Prism's IModule, ModuleCatalog, and Bootstrapper map to a different shape in Uno Platform. Instead of a module loader, you organize feature registrations as IServiceCollection extension methods that the host calls during startup.

C#
// Feature registration (replaces an IModule)
public static class CustomersFeature
{
    public static IServiceCollection AddCustomers(
        this IServiceCollection services)
    {
        services.AddTransient<CustomerViewModel>();
        services.AddSingleton<ICustomerRepository,
            CustomerRepository>();
        return services;
    }
}

The host bootstrapper composes these feature methods. Constructor injection in your view models continues to work unchanged. The DI overview and DI setup guide document the registration helpers.

Tradeoffs

Tradeoffs and What Does Not Port Cleanly

Some Prism features do not survive the move with a 1:1 replacement. Plan for these explicitly:

  • IConfirmNavigationRequest pipeline. Prism's confirmation hook lets a view model veto navigation. Uno.Extensions Navigation does not expose the same pipeline; you implement equivalent gating in your own navigation interceptors or by guarding the command that triggers navigation.
  • Region-scoped containers. Prism's per-region scoped containers must be redesigned around scoped service providers from Microsoft.Extensions.DependencyInjection.
  • On-demand module loading. A ModuleCatalog with on-demand loading becomes explicit feature registration during host build. Lazy loading is possible but you design it yourself.
  • MVVM versus MVUX. CommunityToolkit.Mvvm is the closest mental model for a Prism team and the one this guide uses. MVUX is the reactive alternative built on feeds and states. The MVUX Commands walkthrough shows how commands work in that model. Adopt it only when the team is ready to rewrite view models around immutable state.

Scope before you commit. These are the items to plan for before you set a migration date. Everything else in the concept mapping table is a mechanical translation.

FAQ

FAQ

Is Prism compatible with Uno Platform?

Prism does not ship a Uno Platform target. The migration replaces Prism primitives with CommunityToolkit.Mvvm and Uno.Extensions Navigation equivalents. View models keep their MVVM structure; only the base classes, command type, and event aggregator references change.

What replaces DelegateCommand in Uno Platform?

Uno Platform projects use RelayCommand from CommunityToolkit.Mvvm, generated by the [RelayCommand] attribute on a method. The generator emits the command field, ICommand wiring, and CanExecute hooks, so each command is one annotated method in the view model.

Do I have to rewrite my view models?

Most Prism view models port with light edits. You change the base class from BindableBase to ObservableObject, replace DelegateCommand declarations with [RelayCommand] methods, and switch IEventAggregator calls to WeakReferenceMessenger. Property bindings and command bindings in XAML stay the same.

Should I move to MVVM or MVUX after migration?

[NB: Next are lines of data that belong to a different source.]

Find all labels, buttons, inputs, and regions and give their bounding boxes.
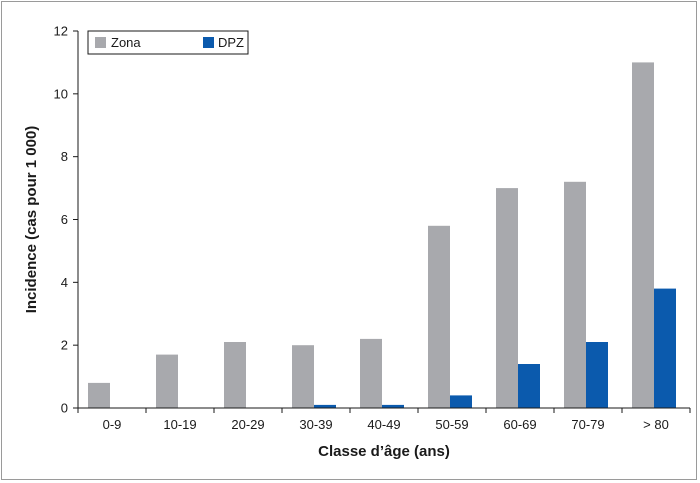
y-tick-label-6: 6 — [61, 212, 68, 227]
bar-zona-30-39 — [292, 345, 314, 408]
y-tick-label-2: 2 — [61, 338, 68, 353]
legend: Zona DPZ — [87, 30, 249, 55]
y-tick-label-12: 12 — [54, 24, 68, 39]
bar-dpz-40-49 — [382, 404, 404, 408]
bar-zona-40-49 — [360, 338, 382, 408]
bar-dpz-80 — [654, 288, 676, 408]
legend-label-zona: Zona — [111, 35, 141, 50]
bar-zona-0-9 — [88, 382, 110, 408]
y-tick-label-0: 0 — [61, 401, 68, 416]
x-tick-label-30-39: 30-39 — [299, 417, 332, 432]
x-tick-label-0-9: 0-9 — [103, 417, 122, 432]
legend-box — [87, 30, 249, 55]
x-tick-label-10-19: 10-19 — [163, 417, 196, 432]
x-tick-label-60-69: 60-69 — [503, 417, 536, 432]
legend-label-dpz: DPZ — [218, 35, 244, 50]
bar-dpz-60-69 — [518, 364, 540, 408]
x-tick-label-50-59: 50-59 — [435, 417, 468, 432]
legend-swatch-dpz — [203, 37, 214, 48]
x-ticks-group: 0-9 10-19 20-29 30-39 40-49 50-59 60-69 70-79 > … — [77, 408, 691, 432]
bar-dpz-30-39 — [314, 404, 336, 408]
bar-zona-10-19 — [156, 354, 178, 408]
bar-zona-80 — [632, 62, 654, 409]
y-tick-label-8: 8 — [61, 149, 68, 164]
y-tick-label-10: 10 — [54, 86, 68, 101]
bar-zona-50-59 — [428, 225, 450, 408]
bar-dpz-50-59 — [450, 395, 472, 408]
x-tick-label-40-49: 40-49 — [367, 417, 400, 432]
bar-zona-60-69 — [496, 188, 518, 408]
bar-zona-20-29 — [224, 342, 246, 408]
bar-dpz-70-79 — [586, 342, 608, 408]
x-axis-title: Classe d’âge (ans) — [318, 443, 450, 460]
bar-zona-70-79 — [564, 181, 586, 408]
y-ticks-group: 0 2 4 6 8 10 12 — [54, 24, 78, 416]
x-tick-label-20-29: 20-29 — [231, 417, 264, 432]
bars-group — [88, 62, 676, 409]
y-tick-label-4: 4 — [61, 275, 68, 290]
legend-swatch-zona — [95, 37, 106, 48]
x-tick-label-80: > 80 — [643, 417, 669, 432]
x-tick-label-70-79: 70-79 — [571, 417, 604, 432]
y-axis-title: Incidence (cas pour 1 000) — [23, 126, 40, 314]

CommunityToolkit.Mvvm is the closest mental model to Prism MVVM and is the recommended starting point. Adopt MVUX only when the team is ready to model state with immutable feeds and reactive operators, because it is a different architecture rather than a drop-in replacement.

Next Steps

Next Steps

You can land the migration in three passes: replace MVVM primitives with CommunityToolkit.Mvvm, replace region navigation with Uno.Extensions Navigation routes and regions, then replace the Prism bootstrapper with Uno.Extensions Hosting and Microsoft.Extensions.DependencyInjection.